Attempt to use images in the cards

Chronological visualization

To visualize the entries, I started with a naive approach: render all of the entries at once in a giant horizontal scrolling view, kind of like how tech trees work in Civilization-like games. Doing such a thing linearly makes no sense at all, since the first entry in the book is Bipedalis, dating to 4 million years ago (ma), followed by Stone Tools at 2 ma, Fire at 0.5 ma, then 8 entries later, Agriculture at 0.01 ma (10,000 years ago). This sort of timeline is best represented on a log-scale, which makes entries more reasonably spaced out, although still not perfect. Actually there’s quite a lot of variation in density. For example, this is the chronology of the first millennium CE (1000 years):

Chronology of first millennium

While this is just the 16th century (100 years, an order of magnitude shorter than above):

Chronology of 16th century

Even with the log-scale, inventions are by no means well distributed in time, with the 16th century far more visually dense than the first millennium. In both examples, links are especially obscure, since they often stretch out for many screens, and are basically impossible to trace from source to destination.

I tried variants of this view as well, involving collapsing entries into more compact default representations, and allowing them to be expanded for more detail. One promising variant involved expanding a selected entry and all transitively linked ones, but the predecessors and successors are still typically positioned far off-screen, so a lot of scrolling is required.

Entry-centric visualization

One of the shortcomings of a purely chronological view is that connections between entries are lost. Yet this is the most important part of this whole project, so I kept searching.

I opted for a more structured approach, one that lets you focus on a particular entry and at a glance see what technology led to it, and what technology it enabled. At the same time, I wanted to show the invention in its chronological context, in the spirit of Asimov’s book. So the current design takes a Cartesian approach, with one card centered at the origin, serving as the focus. Technologies that enabled the focused card are shown to the left and technologies that the focus enabled are shown to the right, along the x axis. Chronologically previous and next entries are shown along the y axis.

Technology transcending fields

Once the dependency graph is in place and each entry is associated with a field, one starts seeing interesting patterns in the data.

The discovery of magnetism lead to the invention of the compass, giving navigators confidence to traverse the ocean, in turn leading to the discovery of the new world:

Screenshot of the visual chronology centered at Compass.

Melting glass beads and glass blowing enabled lens crafting and microscopes which in turn let careful observers see microorganisms in pond water, ultimately leading to great advances in medicine.

Screenshot of the visual chronology centered at Microscope.

Cross field dependencies like the ones I described above are visualized as dashed red arrows.
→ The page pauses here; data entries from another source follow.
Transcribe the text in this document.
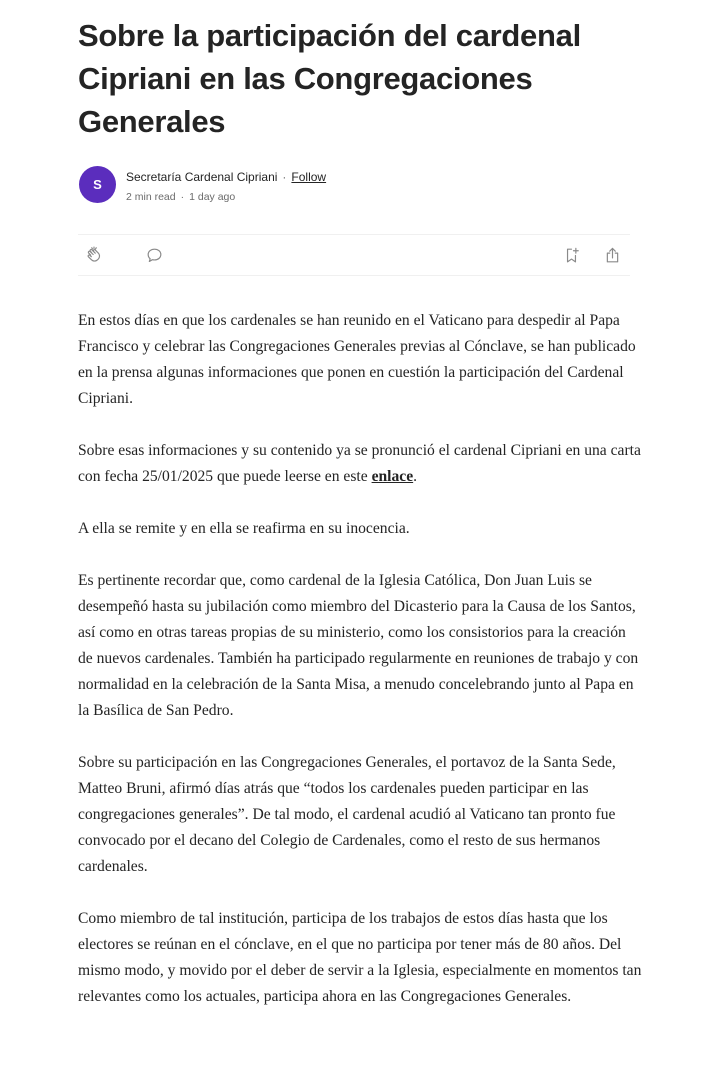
Sobre la participación del cardenal Cipriani en las Congregaciones Generales
S	Secretaría Cardenal Cipriani · Follow
2 min read · 1 day ago

En estos días en que los cardenales se han reunido en el Vaticano para despedir al Papa Francisco y celebrar las Congregaciones Generales previas al Cónclave, se han publicado en la prensa algunas informaciones que ponen en cuestión la participación del Cardenal Cipriani.

Sobre esas informaciones y su contenido ya se pronunció el cardenal Cipriani en una carta con fecha 25/01/2025 que puede leerse en este enlace.

A ella se remite y en ella se reafirma en su inocencia.

Es pertinente recordar que, como cardenal de la Iglesia Católica, Don Juan Luis se desempeñó hasta su jubilación como miembro del Dicasterio para la Causa de los Santos, así como en otras tareas propias de su ministerio, como los consistorios para la creación de nuevos cardenales. También ha participado regularmente en reuniones de trabajo y con normalidad en la celebración de la Santa Misa, a menudo concelebrando junto al Papa en la Basílica de San Pedro.

Sobre su participación en las Congregaciones Generales, el portavoz de la Santa Sede, Matteo Bruni, afirmó días atrás que “todos los cardenales pueden participar en las congregaciones generales”. De tal modo, el cardenal acudió al Vaticano tan pronto fue convocado por el decano del Colegio de Cardenales, como el resto de sus hermanos cardenales.

Como miembro de tal institución, participa de los trabajos de estos días hasta que los electores se reúnan en el cónclave, en el que no participa por tener más de 80 años. Del mismo modo, y movido por el deber de servir a la Iglesia, especialmente en momentos tan relevantes como los actuales, participa ahora en las Congregaciones Generales.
Please help complete this project

This visualization is backed by a spreadsheet which is publicly viewable, the result of a bunch of my own reading and summarizing. I’ve compiled a quarter of Asimov’s impressive tome by hand, but I’d love your help finishing the project.

If you’re game to help, here are the necessary pieces:

  1. A PDF of the second edition of Asimov’s Chronology I scanned in hopes of automating the whole process (see above).
  2. A publicly editable spreadsheet containing stubs for all of the inventions listed in the chronology from 1700 to 1993.
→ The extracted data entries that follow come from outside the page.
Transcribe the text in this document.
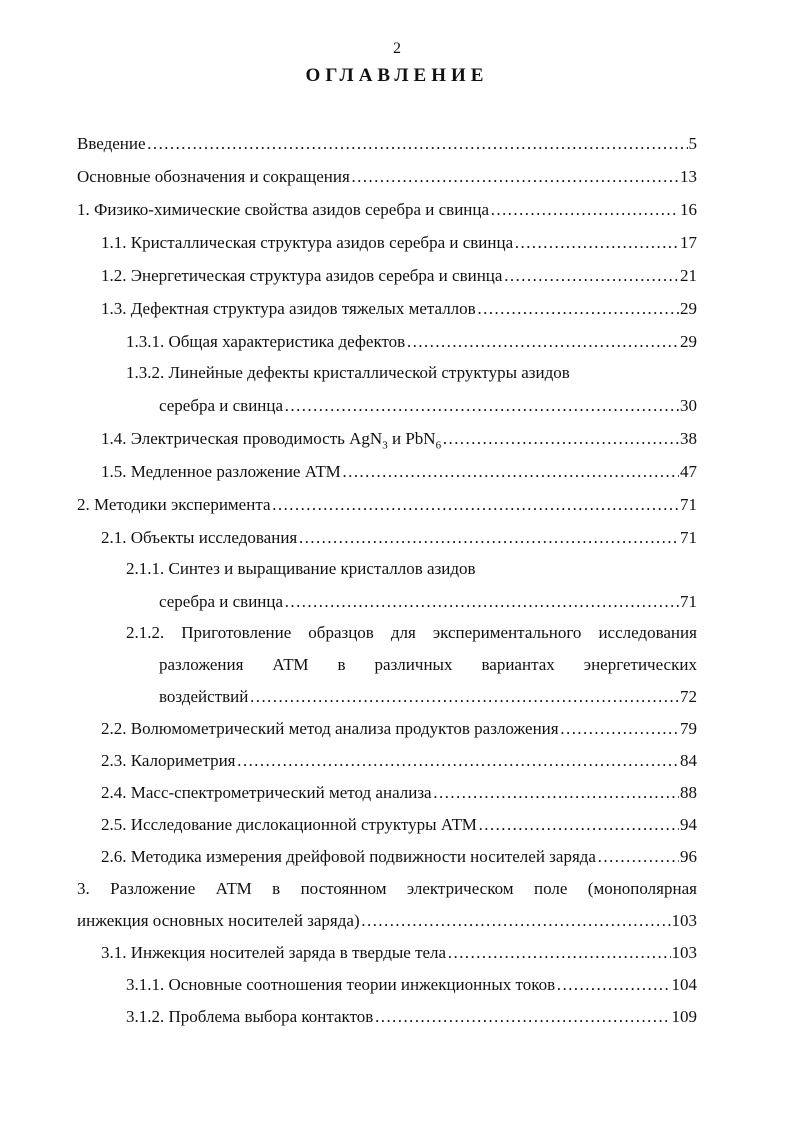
2
ОГЛАВЛЕНИЕ
Введение …………………………………………………………………………………………………………………………………………………………	5
Основные обозначения и сокращения …………………………………………………………………………………………………………………………………………………………	13
1. Физико-химические свойства азидов серебра и свинца …………………………………………………………………………………………………………………………………………………………	16
1.1. Кристаллическая структура азидов серебра и свинца …………………………………………………………………………………………………………………………………………………………	17
1.2. Энергетическая структура азидов серебра и свинца …………………………………………………………………………………………………………………………………………………………	21
1.3. Дефектная структура азидов тяжелых металлов …………………………………………………………………………………………………………………………………………………………	29
1.3.1. Общая характеристика дефектов …………………………………………………………………………………………………………………………………………………………	29
1.3.2. Линейные дефекты кристаллической структуры азидов
серебра и свинца …………………………………………………………………………………………………………………………………………………………	30
1.4. Электрическая проводимость AgN$_3$ и PbN$_6$ …………………………………………………………………………………………………………………………………………………………	38
1.5. Медленное разложение АТМ …………………………………………………………………………………………………………………………………………………………	47
2. Методики эксперимента …………………………………………………………………………………………………………………………………………………………	71
2.1. Объекты исследования …………………………………………………………………………………………………………………………………………………………	71
2.1.1. Синтез и выращивание кристаллов азидов
серебра и свинца …………………………………………………………………………………………………………………………………………………………	71
2.1.2. Приготовление образцов для экспериментального исследования
разложения АТМ в различных вариантах энергетических
воздействий …………………………………………………………………………………………………………………………………………………………	72
2.2. Волюмометрический метод анализа продуктов разложения …………………………………………………………………………………………………………………………………………………………	79
2.3. Калориметрия …………………………………………………………………………………………………………………………………………………………	84
2.4. Масс-спектрометрический метод анализа …………………………………………………………………………………………………………………………………………………………	88
2.5. Исследование дислокационной структуры АТМ …………………………………………………………………………………………………………………………………………………………	94
2.6. Методика измерения дрейфовой подвижности носителей заряда …………………………………………………………………………………………………………………………………………………………	96
3. Разложение АТМ в постоянном электрическом поле (монополярная
инжекция основных носителей заряда) …………………………………………………………………………………………………………………………………………………………	103
3.1. Инжекция носителей заряда в твердые тела …………………………………………………………………………………………………………………………………………………………	103
3.1.1. Основные соотношения теории инжекционных токов …………………………………………………………………………………………………………………………………………………………	104
3.1.2. Проблема выбора контактов …………………………………………………………………………………………………………………………………………………………	109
Please read a chunk of the latter quarter of the book (starting 1700) and contribute it to the public spreadsheet. I hope you will be as excited as I was to learn a whole lot about the history of science and compile it into this format. Once the project is complete, it will be glorious!

I’ll update this post as more of the spreadsheet is filled out. Meanwhile, thanks for reading and stay tuned – I have a few follow up posts in mind already.

Update Feb 23: People seem to be interested in the project; excellent! I’ve open sourced the visualization code.